This repository contains the code, intermediate results, and analysis materials for the study:
Cross-Context Topic Evolution and Sentiment Dynamics of AI Discourse on Weibo and Twitter
The project focuses on AI-related public discourse on Chinese Weibo and English Twitter/X, and studies their topic evolution and sentiment dynamics across time and platforms.
With the rapid development of artificial intelligence, discussions on AI applications, governance, ethics, industrial deployment, and public attitudes have expanded rapidly across social media platforms. This project constructs a cross-context analysis framework to compare AI discourse in Chinese and English social media from two aspects:
- Topic evolution
- Sentiment dynamics
The study uses:
- Weibo corpus (Chinese)
- Twitter/X corpus (English)
and combines:
- DTM
- LDA
- BERTopic
- Sentiment classification models
to analyze how AI-related discussions change over time and across platforms.
The main goals of this project are:
- To identify the major AI-related topics discussed on Weibo and Twitter/X.
- To trace how these topics evolve over quarterly time slices.
- To compare topic structures across Chinese and English contexts.
- To build sentiment classification models for both corpora.
- To analyze the cross-evolution of topic intensity and sentiment polarity.
- Platform: Weibo
- Keyword: 人工智能
- Time span: 2023-01 to 2025-09
- Size: approximately 43k posts
- Platform: Twitter / X
- Keyword: AI
- Time span: 2023-01 to 2025-09
- Size: approximately 33k posts
The overall workflow of this project is shown below.
The framework includes the following main stages:
- Data collection
- Data preprocessing
- Exploratory analysis
- Topic modeling and topic analysis
- Sentiment classification and model selection
- Topic-sentiment cross-evolution analysis
This project uses three topic modeling approaches:
-
DTM (Dynamic Topic Model)
Used as the main model to capture topic evolution across all quarters in a unified temporal framework. -
LDA (Latent Dirichlet Allocation)
Used as a comparative baseline for static quarterly topic modeling. -
BERTopic
Used as another comparative baseline to evaluate topic interpretability and consistency.
Sentiment analysis is conducted separately for Chinese and English corpora. Multiple models are compared, and the best-performing model for each language is selected.
- Best Chinese sentiment model: M2
- Best English sentiment model: M3
These best models are then used for downstream topic-sentiment cross-analysis.
The best-performing model for the Chinese corpus is:
- M2
This model is used as the final Chinese sentiment classifier for topic-level sentiment aggregation and longitudinal analysis.

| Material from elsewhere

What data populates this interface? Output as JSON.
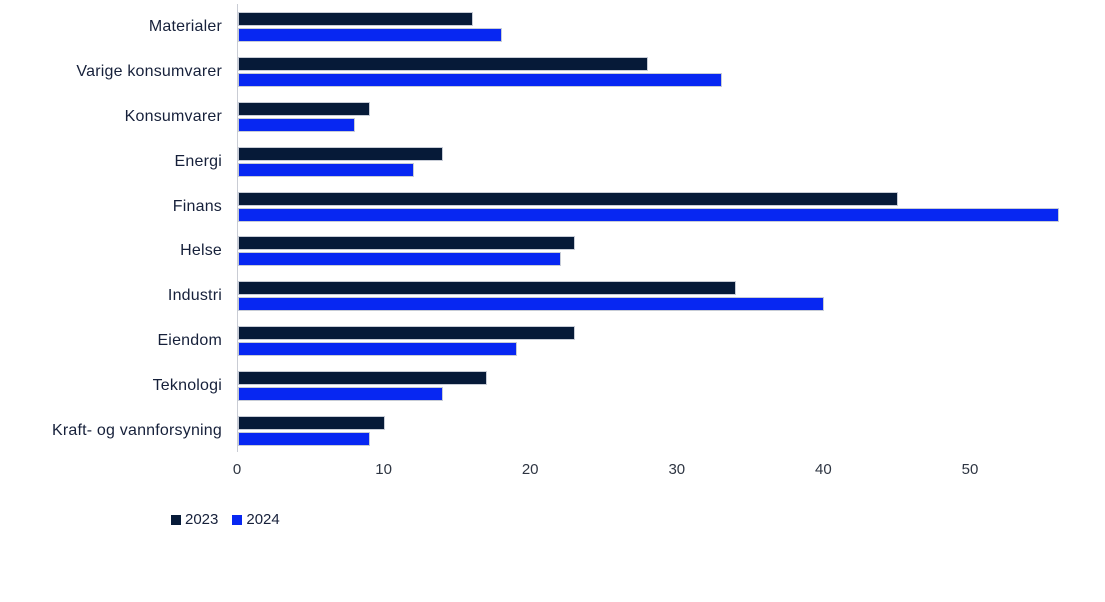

The best-performing model for the English corpus is:
- M3
This model is used as the final English sentiment classifier for topic-level sentiment aggregation and cross-platform comparison.
The main package versions used in this project are listed below:
- Python: 3.10.18
- numpy: 1.26.4
- pandas: 2.3.3
- scikit-learn: 1.7.2
- torch: 2.9.0
- transformers: 4.51.2
- matplotlib: 3.10.7
- seaborn: 0.13.2
- gensim: 4.3.3